While the Mask and Probability inputs are particularly beneficial for object detection models, it's noteworthy that they possess versatile applications within the ONNX graph, extending beyond their immediate utility.
While ONNX models can produce a wide variety of outputs (scores, bounding boxes, masks, body skeleton, etc.) in numerous formats (number, vectors/list, matrix, etc.), our system currently is able to parse two primary types of outputs that are crucial for most vision-based applications: Scores (for image classification models) and Bounding Boxes (for object detection models). These outputs are standardized to ensure compatibility and efficiency within our AI Manager framework.
Below is an overview of each supported output type:
Scores:
Description: A list of confidence scores for the detected objects.
Naming Syntax: "scores-class_id:class_name
".
For example: "scores-0:Cat;1:Dog;2:Horse;3:Nothing".
Shape: (1, number of classes)
Data Type: Floating-point numbers (Float32)
Expected value: Each element of the list is interpreted as a probability/score value.
Usability: These scores are used to visualize the model output by picking the category with the highest score.
Alarms:
Description: A list of boolean values for the detected objects.
Naming Syntax: "alarm-class_id:class_name
".
For example: "alarm-0:Cat;1:Dog;2:Horse".
Shape: (1, number of classes)
Data Type: Boolean values (0 or 1)
Expected value: Each element within the list denotes a condition that, when met, triggers an alarm.
Usability: These boolean values serve the purpose of triggering an alarm whenever a True value is present within the list. For instance, if a cat, dog, or horse is detected, an alarm will be raised accordingly.
Bounding Boxes (bboxes):
Description: Coordinates for the bounding boxes around detected objects represented as a matrix.
Naming Syntax: "bboxes-format:xyxysc;class_id:class_name
"
For example: "bboxes-format:xyxysc;0:Person;1:Bike;2:Car".
Shape: (Number of detected bboxes, 6)
Data Type: Floating-point numbers (Float32)
Expected value: Each entry in this list comprises 6 values representing the coordinates of the top-left corner and the bottom-right corner of the bounding box, followed by the model's confidence score, and the class ID (xmin, ymin, xmax, ymax, score, class), thus the format value in the output name being: xyxysc.
Usability: These outputs can be seamlessly integrated with a built-in post-processing mechanism, configurable based on user settings. This post-processing capability extends to various functionalities, including visualization, line-crossing analysis, QR/Barcode scanning, or the application of bounding-box area blurring.
These IO names and formats play a critical role in ensuring the proper functioning of the Nx AI Manager. They are utilized to determine which input values each model input expects during inference and how to interpret the output values generated at the end of inference. This adherence to specified naming conventions and formats enables seamless interaction between the AI Manager and the deployed models, facilitating efficient inference processes.
Certain AI models generate raw outputs that require specialized processing, such as image segmentation or pose estimation models. These outputs cannot be directly incorporated into the ONNX model and necessitate hard-coded post-processing using external procedures.

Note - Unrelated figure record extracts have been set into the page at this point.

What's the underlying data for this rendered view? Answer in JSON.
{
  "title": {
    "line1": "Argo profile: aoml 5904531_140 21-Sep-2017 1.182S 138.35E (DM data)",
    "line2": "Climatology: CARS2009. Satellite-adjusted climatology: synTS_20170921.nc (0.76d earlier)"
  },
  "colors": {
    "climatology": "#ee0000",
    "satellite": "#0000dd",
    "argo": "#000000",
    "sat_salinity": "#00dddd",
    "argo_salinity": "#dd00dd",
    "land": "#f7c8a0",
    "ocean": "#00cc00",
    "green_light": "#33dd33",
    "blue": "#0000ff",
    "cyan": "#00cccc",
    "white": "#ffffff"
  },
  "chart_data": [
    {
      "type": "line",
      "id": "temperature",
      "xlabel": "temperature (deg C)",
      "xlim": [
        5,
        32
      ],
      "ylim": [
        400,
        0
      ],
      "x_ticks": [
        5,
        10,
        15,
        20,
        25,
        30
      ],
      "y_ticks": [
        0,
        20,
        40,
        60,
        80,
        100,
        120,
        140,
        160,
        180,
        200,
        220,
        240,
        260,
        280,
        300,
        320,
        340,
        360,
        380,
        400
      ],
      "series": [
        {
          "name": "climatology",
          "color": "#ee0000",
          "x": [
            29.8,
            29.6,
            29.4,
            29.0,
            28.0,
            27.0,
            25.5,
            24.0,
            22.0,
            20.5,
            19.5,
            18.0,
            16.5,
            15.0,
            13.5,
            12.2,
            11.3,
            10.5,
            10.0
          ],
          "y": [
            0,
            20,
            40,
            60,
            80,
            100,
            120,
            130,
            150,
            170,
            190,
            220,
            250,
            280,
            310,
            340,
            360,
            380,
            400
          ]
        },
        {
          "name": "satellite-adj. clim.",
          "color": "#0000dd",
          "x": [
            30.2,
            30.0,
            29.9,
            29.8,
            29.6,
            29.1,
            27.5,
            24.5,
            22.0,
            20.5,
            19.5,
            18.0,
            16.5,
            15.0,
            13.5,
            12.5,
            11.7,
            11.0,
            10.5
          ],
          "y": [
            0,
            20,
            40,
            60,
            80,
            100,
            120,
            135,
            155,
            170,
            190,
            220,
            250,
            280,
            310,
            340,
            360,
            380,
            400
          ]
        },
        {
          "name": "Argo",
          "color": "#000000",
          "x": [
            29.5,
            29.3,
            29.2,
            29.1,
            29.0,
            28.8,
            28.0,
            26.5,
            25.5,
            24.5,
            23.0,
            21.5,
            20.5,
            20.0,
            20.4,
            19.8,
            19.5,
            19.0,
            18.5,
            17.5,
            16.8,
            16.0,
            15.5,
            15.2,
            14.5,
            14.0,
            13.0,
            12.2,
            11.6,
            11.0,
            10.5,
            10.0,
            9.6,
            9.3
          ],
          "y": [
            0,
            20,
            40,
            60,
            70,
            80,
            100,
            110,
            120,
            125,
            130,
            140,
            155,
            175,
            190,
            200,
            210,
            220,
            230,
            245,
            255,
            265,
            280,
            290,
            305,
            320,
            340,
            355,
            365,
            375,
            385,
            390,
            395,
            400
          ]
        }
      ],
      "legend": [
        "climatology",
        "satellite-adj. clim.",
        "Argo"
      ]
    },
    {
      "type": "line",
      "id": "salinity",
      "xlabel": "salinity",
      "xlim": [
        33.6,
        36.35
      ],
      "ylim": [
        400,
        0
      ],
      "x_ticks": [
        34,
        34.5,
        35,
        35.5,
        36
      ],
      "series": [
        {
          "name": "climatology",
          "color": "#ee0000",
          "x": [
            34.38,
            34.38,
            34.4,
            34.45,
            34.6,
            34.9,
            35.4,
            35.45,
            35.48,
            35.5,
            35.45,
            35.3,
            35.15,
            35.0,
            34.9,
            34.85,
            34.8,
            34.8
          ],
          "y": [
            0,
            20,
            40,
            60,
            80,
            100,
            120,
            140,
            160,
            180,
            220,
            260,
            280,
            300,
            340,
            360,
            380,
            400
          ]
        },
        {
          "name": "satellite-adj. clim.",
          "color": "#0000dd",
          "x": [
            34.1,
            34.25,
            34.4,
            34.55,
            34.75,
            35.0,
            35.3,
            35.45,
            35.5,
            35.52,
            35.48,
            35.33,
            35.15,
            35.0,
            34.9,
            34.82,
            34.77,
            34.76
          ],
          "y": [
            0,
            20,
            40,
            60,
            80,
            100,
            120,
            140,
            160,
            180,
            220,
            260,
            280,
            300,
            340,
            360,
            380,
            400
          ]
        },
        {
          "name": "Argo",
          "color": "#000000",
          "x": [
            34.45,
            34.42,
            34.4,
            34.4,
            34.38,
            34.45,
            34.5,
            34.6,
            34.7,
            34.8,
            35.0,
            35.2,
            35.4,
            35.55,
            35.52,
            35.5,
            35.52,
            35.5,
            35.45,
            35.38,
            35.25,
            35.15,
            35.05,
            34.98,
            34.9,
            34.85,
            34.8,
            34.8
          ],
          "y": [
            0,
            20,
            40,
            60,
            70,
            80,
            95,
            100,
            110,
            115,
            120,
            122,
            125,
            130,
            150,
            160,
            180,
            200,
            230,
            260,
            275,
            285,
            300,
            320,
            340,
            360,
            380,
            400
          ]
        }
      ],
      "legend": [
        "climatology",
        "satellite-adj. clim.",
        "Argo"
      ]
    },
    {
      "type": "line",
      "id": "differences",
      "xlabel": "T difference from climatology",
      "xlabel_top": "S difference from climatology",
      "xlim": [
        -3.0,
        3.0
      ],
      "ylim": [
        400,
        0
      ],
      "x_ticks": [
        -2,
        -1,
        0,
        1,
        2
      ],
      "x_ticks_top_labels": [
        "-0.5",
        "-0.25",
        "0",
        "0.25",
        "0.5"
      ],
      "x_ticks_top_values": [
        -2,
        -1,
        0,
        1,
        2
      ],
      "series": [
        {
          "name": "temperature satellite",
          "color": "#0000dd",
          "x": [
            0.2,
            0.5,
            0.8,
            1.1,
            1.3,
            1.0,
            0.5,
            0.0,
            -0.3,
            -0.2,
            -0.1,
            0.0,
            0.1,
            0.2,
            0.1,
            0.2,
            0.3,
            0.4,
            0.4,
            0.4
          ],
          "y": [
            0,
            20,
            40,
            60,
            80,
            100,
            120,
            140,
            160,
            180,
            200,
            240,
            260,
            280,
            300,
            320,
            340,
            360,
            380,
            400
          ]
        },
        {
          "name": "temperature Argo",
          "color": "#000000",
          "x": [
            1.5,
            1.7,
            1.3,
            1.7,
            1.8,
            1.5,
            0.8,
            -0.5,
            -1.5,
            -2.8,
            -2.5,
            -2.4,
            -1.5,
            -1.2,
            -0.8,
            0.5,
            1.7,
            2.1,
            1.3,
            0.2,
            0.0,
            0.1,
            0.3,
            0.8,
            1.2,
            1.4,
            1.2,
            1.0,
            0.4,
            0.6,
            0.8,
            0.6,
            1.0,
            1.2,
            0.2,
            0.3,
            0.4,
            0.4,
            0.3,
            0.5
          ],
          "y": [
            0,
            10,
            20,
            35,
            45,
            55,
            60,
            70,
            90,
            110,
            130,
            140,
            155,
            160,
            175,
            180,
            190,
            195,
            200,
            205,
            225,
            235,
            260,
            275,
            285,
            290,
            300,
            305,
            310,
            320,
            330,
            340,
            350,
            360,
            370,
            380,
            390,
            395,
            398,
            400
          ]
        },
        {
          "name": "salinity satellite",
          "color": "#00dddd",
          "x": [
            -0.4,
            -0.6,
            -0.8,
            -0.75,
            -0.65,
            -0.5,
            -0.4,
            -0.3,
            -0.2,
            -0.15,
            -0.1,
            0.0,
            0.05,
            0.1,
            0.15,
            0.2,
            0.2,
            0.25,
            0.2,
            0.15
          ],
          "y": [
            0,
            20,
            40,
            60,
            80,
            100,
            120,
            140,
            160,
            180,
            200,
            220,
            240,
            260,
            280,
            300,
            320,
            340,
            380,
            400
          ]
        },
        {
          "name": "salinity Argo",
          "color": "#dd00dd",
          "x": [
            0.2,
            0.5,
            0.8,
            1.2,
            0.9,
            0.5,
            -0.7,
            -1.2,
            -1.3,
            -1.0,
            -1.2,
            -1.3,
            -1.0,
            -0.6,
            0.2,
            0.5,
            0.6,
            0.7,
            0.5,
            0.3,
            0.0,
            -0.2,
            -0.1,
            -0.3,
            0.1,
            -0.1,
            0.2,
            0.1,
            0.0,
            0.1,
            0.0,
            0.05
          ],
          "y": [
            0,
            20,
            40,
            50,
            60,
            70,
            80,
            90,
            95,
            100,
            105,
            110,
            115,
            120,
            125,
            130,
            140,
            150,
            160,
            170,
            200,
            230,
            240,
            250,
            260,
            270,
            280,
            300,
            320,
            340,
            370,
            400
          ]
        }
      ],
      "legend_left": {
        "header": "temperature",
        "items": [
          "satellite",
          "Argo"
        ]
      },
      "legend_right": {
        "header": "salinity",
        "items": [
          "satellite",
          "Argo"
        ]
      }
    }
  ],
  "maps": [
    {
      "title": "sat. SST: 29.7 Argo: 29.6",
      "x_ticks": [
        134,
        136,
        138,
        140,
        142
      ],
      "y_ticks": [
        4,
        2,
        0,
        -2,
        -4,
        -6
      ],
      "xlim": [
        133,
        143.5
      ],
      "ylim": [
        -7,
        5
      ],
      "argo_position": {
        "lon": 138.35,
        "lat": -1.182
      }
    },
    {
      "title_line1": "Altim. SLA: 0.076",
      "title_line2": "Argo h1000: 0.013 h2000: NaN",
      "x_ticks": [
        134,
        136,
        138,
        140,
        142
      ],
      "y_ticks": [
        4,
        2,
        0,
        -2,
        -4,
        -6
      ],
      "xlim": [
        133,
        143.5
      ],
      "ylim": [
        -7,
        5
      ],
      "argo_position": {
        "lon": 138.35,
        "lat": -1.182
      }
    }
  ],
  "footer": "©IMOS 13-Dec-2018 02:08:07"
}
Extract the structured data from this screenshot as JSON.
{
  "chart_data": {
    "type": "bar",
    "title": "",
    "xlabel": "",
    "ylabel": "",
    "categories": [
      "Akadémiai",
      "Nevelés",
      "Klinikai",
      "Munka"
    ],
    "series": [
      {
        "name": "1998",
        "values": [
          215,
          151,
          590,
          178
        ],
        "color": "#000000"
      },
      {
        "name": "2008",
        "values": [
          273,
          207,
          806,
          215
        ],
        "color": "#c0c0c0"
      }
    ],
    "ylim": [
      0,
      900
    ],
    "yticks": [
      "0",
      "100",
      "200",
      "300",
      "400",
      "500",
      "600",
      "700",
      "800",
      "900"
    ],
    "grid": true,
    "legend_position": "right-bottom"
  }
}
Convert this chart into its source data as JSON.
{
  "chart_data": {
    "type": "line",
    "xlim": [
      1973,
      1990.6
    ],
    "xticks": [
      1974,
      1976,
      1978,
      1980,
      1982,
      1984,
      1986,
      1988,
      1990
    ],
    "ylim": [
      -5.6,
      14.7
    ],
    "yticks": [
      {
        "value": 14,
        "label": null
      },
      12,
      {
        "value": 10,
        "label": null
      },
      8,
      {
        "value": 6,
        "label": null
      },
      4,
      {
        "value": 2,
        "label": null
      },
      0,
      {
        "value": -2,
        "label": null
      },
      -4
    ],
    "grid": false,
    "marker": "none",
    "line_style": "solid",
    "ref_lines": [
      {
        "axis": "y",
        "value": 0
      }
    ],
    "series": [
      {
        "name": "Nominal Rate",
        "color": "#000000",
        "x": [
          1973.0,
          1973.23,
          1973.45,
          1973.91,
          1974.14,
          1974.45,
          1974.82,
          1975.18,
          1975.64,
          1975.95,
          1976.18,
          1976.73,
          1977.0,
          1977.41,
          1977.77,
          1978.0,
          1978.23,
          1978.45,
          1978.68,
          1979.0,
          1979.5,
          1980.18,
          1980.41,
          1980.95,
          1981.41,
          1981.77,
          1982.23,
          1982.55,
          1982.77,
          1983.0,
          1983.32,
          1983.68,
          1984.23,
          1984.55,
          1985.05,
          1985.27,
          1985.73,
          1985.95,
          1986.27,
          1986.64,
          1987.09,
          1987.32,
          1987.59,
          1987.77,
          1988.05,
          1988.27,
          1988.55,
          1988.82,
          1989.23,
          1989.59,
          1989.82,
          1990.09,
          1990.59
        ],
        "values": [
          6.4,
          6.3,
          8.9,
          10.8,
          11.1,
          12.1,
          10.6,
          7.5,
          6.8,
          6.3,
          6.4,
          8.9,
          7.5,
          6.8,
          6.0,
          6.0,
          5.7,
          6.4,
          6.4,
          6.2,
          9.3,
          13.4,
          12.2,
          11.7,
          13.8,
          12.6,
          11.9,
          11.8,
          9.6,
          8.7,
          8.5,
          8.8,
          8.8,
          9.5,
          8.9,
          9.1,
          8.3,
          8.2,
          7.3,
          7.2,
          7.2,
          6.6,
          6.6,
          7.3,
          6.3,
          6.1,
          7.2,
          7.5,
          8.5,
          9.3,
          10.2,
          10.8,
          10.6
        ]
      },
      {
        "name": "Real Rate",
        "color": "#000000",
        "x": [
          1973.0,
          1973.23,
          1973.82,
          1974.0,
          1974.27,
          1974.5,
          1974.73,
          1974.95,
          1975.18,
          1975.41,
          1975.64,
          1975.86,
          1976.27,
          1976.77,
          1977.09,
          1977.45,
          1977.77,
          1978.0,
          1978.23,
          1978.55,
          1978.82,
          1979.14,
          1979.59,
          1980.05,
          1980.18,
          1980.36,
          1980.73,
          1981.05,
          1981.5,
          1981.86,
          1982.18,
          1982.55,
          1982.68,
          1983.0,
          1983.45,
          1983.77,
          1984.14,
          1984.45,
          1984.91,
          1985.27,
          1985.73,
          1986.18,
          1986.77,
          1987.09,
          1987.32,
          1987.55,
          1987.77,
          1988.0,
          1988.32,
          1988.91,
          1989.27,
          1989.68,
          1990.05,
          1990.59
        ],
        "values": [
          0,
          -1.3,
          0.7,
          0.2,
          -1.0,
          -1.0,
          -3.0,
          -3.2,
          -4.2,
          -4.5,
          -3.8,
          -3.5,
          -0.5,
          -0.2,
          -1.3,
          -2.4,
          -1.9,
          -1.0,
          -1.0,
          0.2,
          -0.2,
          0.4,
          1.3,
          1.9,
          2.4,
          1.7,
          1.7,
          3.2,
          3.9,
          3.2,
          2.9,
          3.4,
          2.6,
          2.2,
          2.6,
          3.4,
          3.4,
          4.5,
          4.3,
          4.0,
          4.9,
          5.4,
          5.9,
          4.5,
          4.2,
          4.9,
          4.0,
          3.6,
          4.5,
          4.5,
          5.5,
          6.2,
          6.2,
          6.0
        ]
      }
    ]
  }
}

This involves extracting insightful information from the model's raw outputs, such as bounding boxes or scores, using specific processing code. The extracted scores or bounding boxes should adhere to the specifications outlined in the previous subsections to ensure compatibility with the Nx AI Manager.
We recommend using to visually inspect your ONNX graph to ensure that the input and outputs match the descriptions provided here.